לפני 15 שנים. 13 בנובמבר 2009 בשעה 17:18
He thrusts further into me, and I feel myself spiralling out of control. Desperately seeking to retain some semblance of consciousness, in order not to break either of his two rules: 1. Don't come without permission and 2. Let me know when you're close to coming.
Visions of various traffic junctions roar through my head. I settle on an old favourite -- the traffic lights one up from Tzomet Habankim near Talpiot in Jerusalem -- and concentrate hard. Traffic light colours dance through my head and it is suddenly incredibly important to me what the name of the plant nursery on the corner is.
I return mentally to the present, and lock my brown gaze with his blue twinkle. He smiles at me, not ceasing his frenzied attempt to send me over the edge into Neverneverland, and simultaneously soak the bed. (With the evil, mean and rotten intention of having me lie in the wet patch, of course.)
I manage to gasp out a question:
"How many fingers are inside me?"
He pauses, for maximum effect -- a practice at which he is most accomplished -- and then answers with deliberate slowness.
"Hmmm. Let me see... one, two.... three.... four.... and ooh, look, here's my thumb. Five. All five fingers."

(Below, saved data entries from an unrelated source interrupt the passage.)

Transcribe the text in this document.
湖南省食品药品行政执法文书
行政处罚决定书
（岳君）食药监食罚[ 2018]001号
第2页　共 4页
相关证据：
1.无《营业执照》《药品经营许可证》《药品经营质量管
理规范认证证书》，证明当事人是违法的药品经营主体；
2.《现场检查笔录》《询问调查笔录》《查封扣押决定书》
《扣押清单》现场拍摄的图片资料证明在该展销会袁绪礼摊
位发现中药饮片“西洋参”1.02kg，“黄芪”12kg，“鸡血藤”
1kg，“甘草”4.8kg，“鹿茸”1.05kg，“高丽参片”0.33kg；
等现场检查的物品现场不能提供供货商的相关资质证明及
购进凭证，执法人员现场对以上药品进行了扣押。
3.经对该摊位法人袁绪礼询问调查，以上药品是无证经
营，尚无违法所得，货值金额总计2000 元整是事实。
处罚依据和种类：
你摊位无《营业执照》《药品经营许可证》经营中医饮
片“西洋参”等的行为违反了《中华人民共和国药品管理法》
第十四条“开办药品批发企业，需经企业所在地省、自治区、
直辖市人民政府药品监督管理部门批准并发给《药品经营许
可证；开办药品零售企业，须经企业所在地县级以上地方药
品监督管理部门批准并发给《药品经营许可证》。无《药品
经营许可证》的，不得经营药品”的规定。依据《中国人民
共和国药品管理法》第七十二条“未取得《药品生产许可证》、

"So.... (oh my god Tzomet Geha!! Tzomet Geha!!) you're fisting me?"
"Well, not exactly. They're all in there, but they're straight -- not balled into a fist. What you might call the Yehudah Amichai approach to fisting."
"Er... wha..? Huh?"
"גם אגרוף היה פעם כף יד פתוחה ואצבעות..."
I laugh delightedly, gasping that I'm close to orgasm, and a desperate request to come, to which he acquiesces. As I lie in an increasingly spreading wet spot, I laugh again.
"What's so funny, tabby?"
"What you said about Yehuda Amichai. I'm *SO* blogging that."